Heavy rain can have a range of effects on cotton plants, depending on how close they are to being harvested. First, wet cotton cannot be harvested; farmers must wait for it to dry. Even a five minute shower can delay a harvest by an hour. Violent rains can string out the cotton and even rip it from the bolls. The most common effect is that rain soaks cotton in open bolls, causing deterioration and discoloration, which lowers the grade and value of the cotton. The most commonly traded cotton futures contract, ICE Cotton #2, must meet a grade of ‘strict low middling’, which is light and white, not dark gray or yellow.
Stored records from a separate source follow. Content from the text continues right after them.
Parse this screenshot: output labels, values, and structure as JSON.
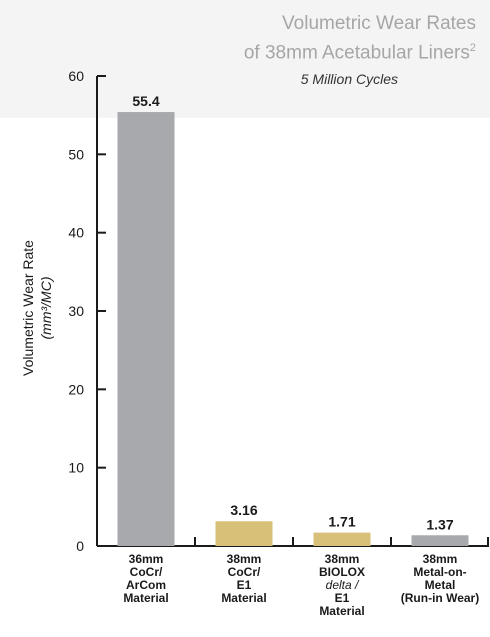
{
  "title_line1": "Volumetric Wear Rates",
  "title_line2": "of 38mm Acetabular Liners",
  "title_footnote": "2",
  "subtitle": "5 Million Cycles",
  "colors": {
    "gray_bar": "#a7a9ac",
    "gold_bar": "#d8c078",
    "axis": "#1a1a1a",
    "title": "#a6a6a6",
    "header_band": "#f4f4f4"
  },
  "chart_data": {
    "type": "bar",
    "ylabel": "Volumetric Wear Rate",
    "ylabel_unit": "(mm³/MC)",
    "ylim": [
      0,
      60
    ],
    "yticks": [
      0,
      10,
      20,
      30,
      40,
      50,
      60
    ],
    "grid": false,
    "categories": [
      {
        "lines": [
          "36mm",
          "CoCr/",
          "ArCom",
          "Material"
        ],
        "value": 55.4,
        "value_label": "55.4",
        "color": "gray"
      },
      {
        "lines": [
          "38mm",
          "CoCr/",
          "E1",
          "Material"
        ],
        "value": 3.16,
        "value_label": "3.16",
        "color": "gold"
      },
      {
        "lines": [
          "38mm",
          "BIOLOX",
          "delta /",
          "E1",
          "Material"
        ],
        "italic_line": 2,
        "value": 1.71,
        "value_label": "1.71",
        "color": "gold"
      },
      {
        "lines": [
          "38mm",
          "Metal-on-",
          "Metal",
          "(Run-in Wear)"
        ],
        "value": 1.37,
        "value_label": "1.37",
        "color": "gray"
      }
    ]
  }
}
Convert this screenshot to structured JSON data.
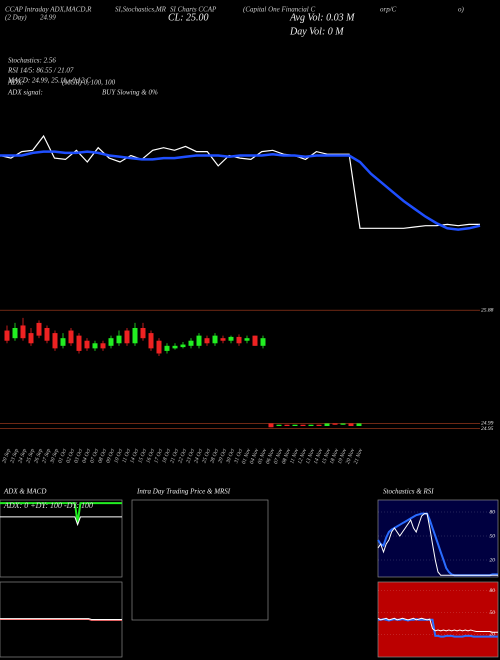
{
  "header": {
    "title_parts": [
      "CCAP Intraday ADX,MACD,R",
      "SI,Stochastics,MR",
      "SI Charts CCAP",
      "(Capital One Financial C",
      "orp/C",
      "o)"
    ],
    "day_label": "(2 Day)",
    "day_price": "24.99",
    "close": "CL: 25.00",
    "avg_vol": "Avg Vol: 0.03 M",
    "day_vol": "Day Vol: 0  M",
    "stats": [
      "Stochastics: 2.56",
      "RSI 14/5: 86.55 / 21.07",
      "MACD: 24.99, 25.11, -0.12  C"
    ],
    "adx_label": "ADX:",
    "adx_value": "(MGR) 0,  100,  100",
    "signal_label": "ADX  signal:",
    "signal_value": "BUY Slowing & 0%"
  },
  "intraday_panel": {
    "title": "Intra Day Trading Price  & MRSI"
  },
  "chart_data": [
    {
      "type": "line",
      "ylim": [
        24.85,
        25.85
      ],
      "series": [
        {
          "color": "#ffffff",
          "values": [
            25.5,
            25.48,
            25.53,
            25.54,
            25.65,
            25.48,
            25.47,
            25.54,
            25.45,
            25.56,
            25.48,
            25.45,
            25.5,
            25.47,
            25.54,
            25.56,
            25.54,
            25.57,
            25.53,
            25.53,
            25.42,
            25.5,
            25.48,
            25.47,
            25.53,
            25.54,
            25.51,
            25.5,
            25.47,
            25.53,
            25.51,
            25.51,
            25.51,
            24.94,
            24.94,
            24.94,
            24.94,
            24.94,
            24.95,
            24.96,
            24.96,
            24.97,
            24.96,
            24.97,
            24.97
          ]
        },
        {
          "color": "#1f4fff",
          "values": [
            25.5,
            25.5,
            25.5,
            25.52,
            25.53,
            25.53,
            25.52,
            25.52,
            25.53,
            25.52,
            25.5,
            25.49,
            25.48,
            25.47,
            25.47,
            25.48,
            25.48,
            25.49,
            25.5,
            25.5,
            25.5,
            25.49,
            25.5,
            25.5,
            25.5,
            25.51,
            25.5,
            25.5,
            25.49,
            25.5,
            25.5,
            25.5,
            25.5,
            25.45,
            25.36,
            25.29,
            25.22,
            25.15,
            25.09,
            25.03,
            24.98,
            24.94,
            24.93,
            24.94,
            24.96
          ]
        }
      ]
    },
    {
      "type": "candlestick",
      "ylim": [
        24.86,
        25.96
      ],
      "yticks": [
        25.88,
        24.99,
        24.95
      ],
      "up_color": "#22ee22",
      "down_color": "#ee2222",
      "categories": [
        "20 Sep",
        "23 Sep",
        "24 Sep",
        "25 Sep",
        "26 Sep",
        "27 Sep",
        "30 Sep",
        "01 Oct",
        "02 Oct",
        "03 Oct",
        "04 Oct",
        "07 Oct",
        "08 Oct",
        "09 Oct",
        "10 Oct",
        "11 Oct",
        "14 Oct",
        "15 Oct",
        "16 Oct",
        "17 Oct",
        "18 Oct",
        "21 Oct",
        "22 Oct",
        "23 Oct",
        "24 Oct",
        "25 Oct",
        "28 Oct",
        "29 Oct",
        "30 Oct",
        "31 Oct",
        "01 Nov",
        "04 Nov",
        "05 Nov",
        "06 Nov",
        "07 Nov",
        "08 Nov",
        "11 Nov",
        "12 Nov",
        "13 Nov",
        "14 Nov",
        "15 Nov",
        "18 Nov",
        "19 Nov",
        "20 Nov",
        "21 Nov"
      ],
      "open": [
        25.72,
        25.66,
        25.76,
        25.7,
        25.78,
        25.74,
        25.7,
        25.6,
        25.72,
        25.68,
        25.64,
        25.58,
        25.62,
        25.6,
        25.62,
        25.72,
        25.62,
        25.74,
        25.7,
        25.64,
        25.56,
        25.58,
        25.59,
        25.6,
        25.6,
        25.66,
        25.62,
        25.66,
        25.64,
        25.67,
        25.64,
        25.68,
        25.6,
        24.99,
        24.97,
        24.98,
        24.97,
        24.98,
        24.97,
        24.98,
        24.97,
        24.99,
        24.98,
        24.99,
        24.97
      ],
      "high": [
        25.76,
        25.78,
        25.82,
        25.74,
        25.8,
        25.76,
        25.72,
        25.7,
        25.74,
        25.7,
        25.66,
        25.64,
        25.64,
        25.68,
        25.72,
        25.74,
        25.78,
        25.78,
        25.72,
        25.66,
        25.62,
        25.62,
        25.63,
        25.66,
        25.7,
        25.68,
        25.7,
        25.68,
        25.68,
        25.69,
        25.68,
        25.68,
        25.68,
        24.99,
        24.98,
        24.98,
        24.98,
        24.98,
        24.98,
        24.98,
        24.99,
        24.99,
        24.99,
        24.99,
        24.99
      ],
      "low": [
        25.62,
        25.64,
        25.64,
        25.6,
        25.66,
        25.62,
        25.56,
        25.58,
        25.6,
        25.54,
        25.56,
        25.56,
        25.56,
        25.58,
        25.6,
        25.6,
        25.6,
        25.64,
        25.56,
        25.52,
        25.54,
        25.57,
        25.58,
        25.58,
        25.58,
        25.6,
        25.6,
        25.62,
        25.62,
        25.6,
        25.62,
        25.6,
        25.58,
        24.96,
        24.97,
        24.97,
        24.97,
        24.97,
        24.97,
        24.97,
        24.97,
        24.98,
        24.98,
        24.97,
        24.97
      ],
      "close": [
        25.64,
        25.74,
        25.66,
        25.62,
        25.68,
        25.64,
        25.58,
        25.66,
        25.62,
        25.56,
        25.58,
        25.62,
        25.58,
        25.66,
        25.68,
        25.62,
        25.74,
        25.66,
        25.58,
        25.54,
        25.6,
        25.6,
        25.61,
        25.64,
        25.68,
        25.62,
        25.68,
        25.64,
        25.67,
        25.62,
        25.66,
        25.6,
        25.66,
        24.96,
        24.98,
        24.97,
        24.98,
        24.97,
        24.98,
        24.97,
        24.99,
        24.98,
        24.99,
        24.97,
        24.99
      ]
    },
    {
      "type": "line",
      "title": "ADX  & MACD",
      "label": "ADX: 0  +DY: 100  -DY: 100",
      "ylim": [
        0,
        100
      ],
      "series": [
        {
          "color": "#22ee22",
          "values": [
            96,
            96,
            96,
            96,
            96,
            96,
            96,
            96,
            96,
            96,
            96,
            96,
            96,
            96,
            96,
            96,
            96,
            96,
            96,
            96,
            96,
            96,
            96,
            96,
            96,
            96,
            96,
            96,
            70,
            96,
            96,
            96,
            96,
            96,
            96,
            96,
            96,
            96,
            96,
            96,
            96,
            96,
            96,
            96,
            96
          ]
        },
        {
          "color": "#ffffff",
          "values": [
            78,
            78,
            78,
            78,
            78,
            78,
            78,
            78,
            78,
            78,
            78,
            78,
            78,
            78,
            78,
            78,
            78,
            78,
            78,
            78,
            78,
            78,
            78,
            78,
            78,
            78,
            78,
            78,
            68,
            78,
            78,
            78,
            78,
            78,
            78,
            78,
            78,
            78,
            78,
            78,
            78,
            78,
            78,
            78,
            78
          ]
        }
      ]
    },
    {
      "type": "line",
      "ylim": [
        24.6,
        25.4
      ],
      "series": [
        {
          "color": "#ff7070",
          "values": [
            25.0,
            25.0,
            25.0,
            25.0,
            25.0,
            25.0,
            25.0,
            25.0,
            25.0,
            25.0,
            25.0,
            25.0,
            25.0,
            25.0,
            25.0,
            25.0,
            25.0,
            25.0,
            25.0,
            25.0,
            25.0,
            25.0,
            25.0,
            25.0,
            25.0,
            25.0,
            25.0,
            25.0,
            25.0,
            25.0,
            25.0,
            25.0,
            25.0,
            24.99,
            24.99,
            24.99,
            24.99,
            24.99,
            24.99,
            24.99,
            24.99,
            24.99,
            24.99,
            24.99,
            24.99
          ]
        },
        {
          "color": "#ffffff",
          "values": [
            25.01,
            25.01,
            25.01,
            25.01,
            25.01,
            25.01,
            25.01,
            25.01,
            25.01,
            25.01,
            25.01,
            25.01,
            25.01,
            25.01,
            25.01,
            25.01,
            25.01,
            25.01,
            25.01,
            25.01,
            25.01,
            25.01,
            25.01,
            25.01,
            25.01,
            25.01,
            25.01,
            25.01,
            25.01,
            25.01,
            25.01,
            25.01,
            25.01,
            25.0,
            25.0,
            25.0,
            25.0,
            25.0,
            25.0,
            25.0,
            25.0,
            25.0,
            25.0,
            25.0,
            25.0
          ]
        }
      ]
    },
    {
      "type": "line",
      "title": "Stochastics & RSI",
      "background": "#000040",
      "ylim": [
        0,
        100
      ],
      "yticks": [
        80,
        50,
        20
      ],
      "series": [
        {
          "color": "#2a6cff",
          "values": [
            45,
            40,
            38,
            48,
            55,
            58,
            60,
            62,
            64,
            66,
            68,
            70,
            72,
            74,
            76,
            77,
            78,
            78,
            78,
            70,
            60,
            50,
            40,
            30,
            20,
            10,
            5,
            2,
            1,
            1,
            1,
            1,
            1,
            1,
            1,
            1,
            1,
            1,
            1,
            1,
            1,
            1,
            2,
            2,
            2
          ]
        },
        {
          "color": "#ffffff",
          "values": [
            35,
            40,
            30,
            40,
            45,
            55,
            60,
            55,
            50,
            55,
            60,
            65,
            70,
            60,
            55,
            65,
            75,
            78,
            78,
            60,
            40,
            20,
            5,
            1,
            1,
            1,
            1,
            1,
            1,
            1,
            1,
            1,
            1,
            1,
            1,
            1,
            1,
            1,
            1,
            1,
            1,
            1,
            1,
            1,
            1
          ]
        }
      ]
    },
    {
      "type": "line",
      "background": "#bb0000",
      "ylim": [
        0,
        100
      ],
      "yticks": [
        80,
        50,
        20
      ],
      "series": [
        {
          "color": "#2a6cff",
          "values": [
            40,
            40,
            41,
            40,
            39,
            40,
            41,
            40,
            40,
            41,
            40,
            39,
            40,
            40,
            41,
            40,
            40,
            40,
            40,
            40,
            40,
            18,
            18,
            17,
            17,
            18,
            18,
            18,
            17,
            17,
            17,
            17,
            18,
            18,
            18,
            17,
            17,
            17,
            17,
            17,
            17,
            17,
            17,
            17,
            17
          ]
        },
        {
          "color": "#ffffff",
          "values": [
            42,
            40,
            41,
            42,
            40,
            41,
            42,
            40,
            41,
            42,
            41,
            40,
            41,
            42,
            40,
            41,
            42,
            41,
            40,
            41,
            28,
            25,
            26,
            25,
            26,
            25,
            26,
            25,
            26,
            25,
            26,
            25,
            26,
            25,
            26,
            25,
            24,
            24,
            24,
            24,
            24,
            24,
            23,
            23,
            23
          ]
        }
      ]
    }
  ]
}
“We are looking at a quality and a yield damage likely, the most risk is coming when the cotton is opening bolls,” said Ted Seifried of Zaner Ag Hedge, referring to Florence’s impact on North Carolina. When Florence hit, a much smaller percentage of the bolls were open, and North Carolina accounts for far less of the United States’ total cotton production than does Georgia.
The weak Indian rupee and Chinese tariffs on American cotton have depressed Cotton #2 demand, and Florence’s disruptions were not enough to let prices break out of the doldrums. However, Michael already looks like a much more significant event, as the majority of its precipitation looks likely to be concentrated on primary cotton production regions.
ICE Cotton #2 prices have climbed 2% to 77.94 cts per pound since Michael was classified as a tropical storm on October 5, a one-week high. Global cotton supply is already being constrained by whitefly attacks in Pakistan’s Punjab region and extensive damage to the smaller North Carolina cotton crop caused by Hurricane Florence.
“We’re hoping we can run into the night,” said Greg Sikes, a Georgia cotton farmer who had only harvested 10% of his 4,000 acres yesterday. “If the wind doesn’t blow and the dew doesn’t fall, we’ll keep running.” Sikes spoke to WTOC 11, a local news channel in Georgia.